In single-process programming, modules within a single process communicate with each other using global variables and function calls, with data passing between the functions and the callers. If you are programming by using separate processes with images in separate address spaces, use additional communication mechanisms.

The DIGITAL UNIX operating system provides the following facilities for interprocess communication:

Pipes--See the Guide to Realtime Programming for information about pipes.

Signals--See the Guide to Realtime Programming for information about signals.

Sockets--See the Network Programmer's Guide for information about sockets.

Streams--See the Programmer's Guide: STREAMS for information about streams.

X/Open Transport Interface (XTI)--See the Network Programmer's Guide for information about XTI.
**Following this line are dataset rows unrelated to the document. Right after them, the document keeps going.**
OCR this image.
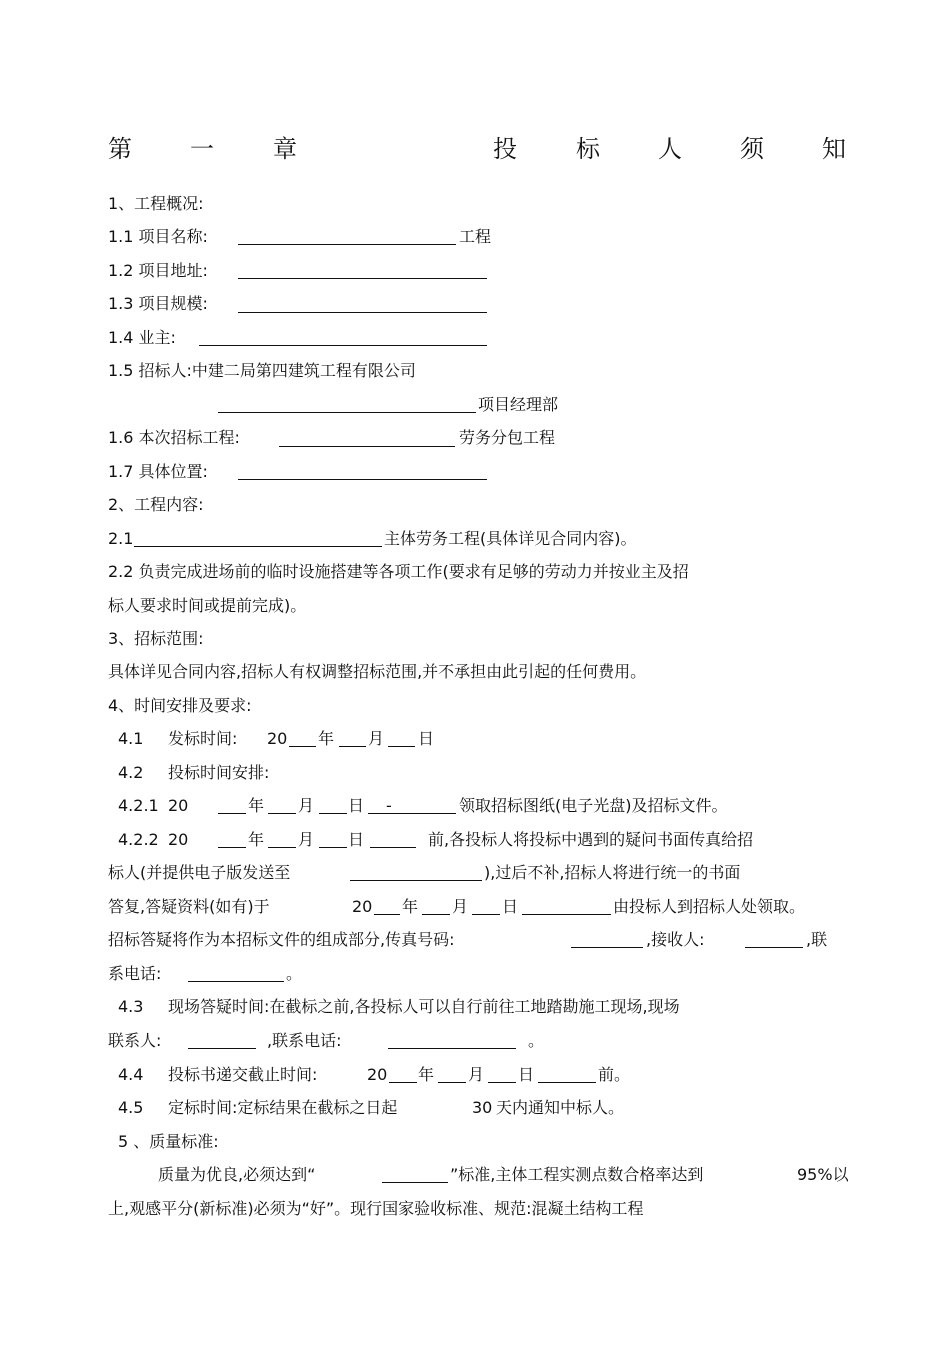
第 一 章	投 标 人 须 知
1、工程概况:
1.1 项目名称:	工程
1.2 项目地址:
1.3 项目规模:
1.4 业主:
1.5 招标人:中建二局第四建筑工程有限公司
项目经理部
1.6 本次招标工程:	劳务分包工程
1.7 具体位置:
2、工程内容:
2.1	主体劳务工程(具体详见合同内容)。
2.2 负责完成进场前的临时设施搭建等各项工作(要求有足够的劳动力并按业主及招
标人要求时间或提前完成)。
3、招标范围:
具体详见合同内容,招标人有权调整招标范围,并不承担由此引起的任何费用。
4、时间安排及要求:
4.1 发标时间: 20 年 月 日
4.2 投标时间安排:
4.2.1 20	年 月 日 -	领取招标图纸(电子光盘)及招标文件。
4.2.2 20	年 月 日	前,各投标人将投标中遇到的疑问书面传真给招
标人(并提供电子版发送至	),过后不补,招标人将进行统一的书面
答复,答疑资料(如有)于	20 年 月 日	由投标人到招标人处领取。
招标答疑将作为本招标文件的组成部分,传真号码:	,接收人:	,联
系电话:	。
4.3 现场答疑时间:在截标之前,各投标人可以自行前往工地踏勘施工现场,现场
联系人:	,联系电话:	。
4.4 投标书递交截止时间:	20 年 月 日	前。
4.5 定标时间:定标结果在截标之日起	30 天内通知中标人。
5 、质量标准:
质量为优良,必须达到“	”标准,主体工程实测点数合格率达到	95%以
上,观感平分(新标准)必须为“好”。现行国家验收标准、规范:混凝土结构工程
You may be able to improve IPC performance by modifying the following attributes:

msg-mnb (maximum number of bytes on queue)
A process will be unable to send a message to a queue if the message will make the total number of bytes in that queue greater than the limit specified by msg-mnb. When the limit is reached, the process sleeps and waits for this condition to be resolved.

msg-tql (number of system message headers)
A process will be unable to send a message if the message will make the total number of message headers currently in the system greater than the limit specified by msg-tql. If the limit is reached, the process sleeps and waits for a message header to be freed.

You can track the use of IPC facilities with the ipcs -a command (see ipcs(1)). By looking at the current number of bytes and message headers in the queues, you can then determine whether you need to increase the values of the msg-mnb and msg-tql attributes to diminish waiting.

You may also want to consider modifying several of the following IPC attributes:

Message attributes:
- msg-max (maximum message size)
- msg-mni (number of message queue identifiers)

Semaphore attributes:
- sem-mni (number of semaphore identifiers)
- sem-msl (number of semaphores per ID)
- sem-opm (maximum number of operations per semop call)
- sem-ume (maximum number of undo entries per process)
- sem-vmx (semaphore maximum value)
- sem-aem (adjust on exit maximum value)

Shared memory attributes:
- shm-max (maximum shared memory segment size)
- shm-min (minimum shared memory segment size)
- shm-mni (number of shared memory identifiers)
- shm-seg (maximum attached shared memory segments per process)
As a design consideration, consider whether you will get better performance by using threads instead of shared memory.